See what happens when nobody can listen to your music, Garth?
There’s no denying that Garth Brooks was one of the biggest superstars of the ’90s – not just in country music, but in any genre.
But it seems like Garth still thinks (or hopes) it’s the ’90s, and refuses to adapt to new ways of listening to music. He refuses to put his songs on Spotify or Apple Music, where the vast majority of listeners get their music these days, and the only place you can find Garth streaming is on the much smaller Amazon Music platform.
And he’s still releasing new music on CDs like it’s 1996, recently dropping a new album that was only available as part of a box set that you had to buy at Bass Pro Shop.
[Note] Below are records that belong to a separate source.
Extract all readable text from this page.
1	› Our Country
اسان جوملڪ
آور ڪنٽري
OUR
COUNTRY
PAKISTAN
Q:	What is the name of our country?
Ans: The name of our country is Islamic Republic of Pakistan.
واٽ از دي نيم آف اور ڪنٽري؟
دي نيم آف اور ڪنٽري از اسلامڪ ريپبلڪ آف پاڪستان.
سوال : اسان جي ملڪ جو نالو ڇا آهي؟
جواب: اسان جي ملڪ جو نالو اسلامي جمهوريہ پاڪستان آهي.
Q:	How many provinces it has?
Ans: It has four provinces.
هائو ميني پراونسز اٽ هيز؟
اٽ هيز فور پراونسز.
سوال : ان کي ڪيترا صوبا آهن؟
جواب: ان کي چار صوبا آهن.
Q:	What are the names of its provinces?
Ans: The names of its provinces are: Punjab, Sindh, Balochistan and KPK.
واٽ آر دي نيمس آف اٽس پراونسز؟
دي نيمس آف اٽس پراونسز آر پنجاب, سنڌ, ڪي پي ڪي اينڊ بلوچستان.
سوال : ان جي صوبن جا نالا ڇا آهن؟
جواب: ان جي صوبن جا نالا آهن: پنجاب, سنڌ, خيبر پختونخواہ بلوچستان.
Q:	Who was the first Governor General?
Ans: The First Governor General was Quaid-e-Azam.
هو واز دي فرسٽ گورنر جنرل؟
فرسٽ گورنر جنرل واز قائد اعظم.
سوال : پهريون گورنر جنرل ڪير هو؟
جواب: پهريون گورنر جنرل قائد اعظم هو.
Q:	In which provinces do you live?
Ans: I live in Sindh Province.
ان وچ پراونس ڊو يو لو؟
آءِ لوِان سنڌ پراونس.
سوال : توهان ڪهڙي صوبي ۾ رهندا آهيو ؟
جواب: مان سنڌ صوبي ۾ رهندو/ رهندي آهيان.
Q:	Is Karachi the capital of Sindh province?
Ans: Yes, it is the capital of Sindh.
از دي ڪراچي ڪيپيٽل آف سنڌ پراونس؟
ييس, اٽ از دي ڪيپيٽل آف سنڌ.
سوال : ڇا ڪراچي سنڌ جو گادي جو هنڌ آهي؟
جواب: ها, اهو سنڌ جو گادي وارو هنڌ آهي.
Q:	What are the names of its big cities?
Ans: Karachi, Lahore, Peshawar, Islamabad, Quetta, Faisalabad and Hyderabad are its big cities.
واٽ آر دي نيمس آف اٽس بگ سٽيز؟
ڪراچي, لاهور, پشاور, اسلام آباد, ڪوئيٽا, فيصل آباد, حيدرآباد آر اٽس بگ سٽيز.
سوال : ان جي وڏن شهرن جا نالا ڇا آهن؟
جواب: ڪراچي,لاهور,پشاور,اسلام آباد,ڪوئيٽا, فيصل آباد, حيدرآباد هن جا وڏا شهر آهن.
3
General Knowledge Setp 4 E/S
It’s like you have to go on a scavenger hunt to find Garth’s music. And when you do find it, you probably can’t listen to it anyway because nobody has a CD player these days. He would be better off releasing it on vinyl, because I’d be willing to bet more people have record players at this point than CD players.
But you do you, Garth.
Anyway, rant over.
Of course if you want to see what happens when nobody can listen to your music, look no further than this recent episode of Jeopardy, where contestants were asked questions about ’90s music – and nobody even recognized Garth Brooks.
The question was for $800, and contestants were shown a picture of Garth along with the answer:
“This country superstar’s “Friends In Low Places” was named CMA Single of the Year in 1991.”
And nobody got it. Not a single contestant even buzzed in to guess.
Now, it seems like that should have been an easy one no matter what. Even if you haven’t heard new music from Garth since before Y2K, how do you not at least know “Friends In Low Places?” It’s still (over)played everywhere.
Host Ken Jennings joked with the contestants as he revealed the answer:
“How soon we forget. That’s Chris Gaines’ alter ego, Garth Brooks.”
And the contestants clearly weren’t country music fans, with one of them mistakenly guessing Shania Twain for a question about who sang Sheryl Crow’s hit “All I Wanna Do.”
But maybe, just maybe, if Garth made even an attempt at staying relevant by making his music available to people who want to listen, somebody on Jeopardy would have remembered his song.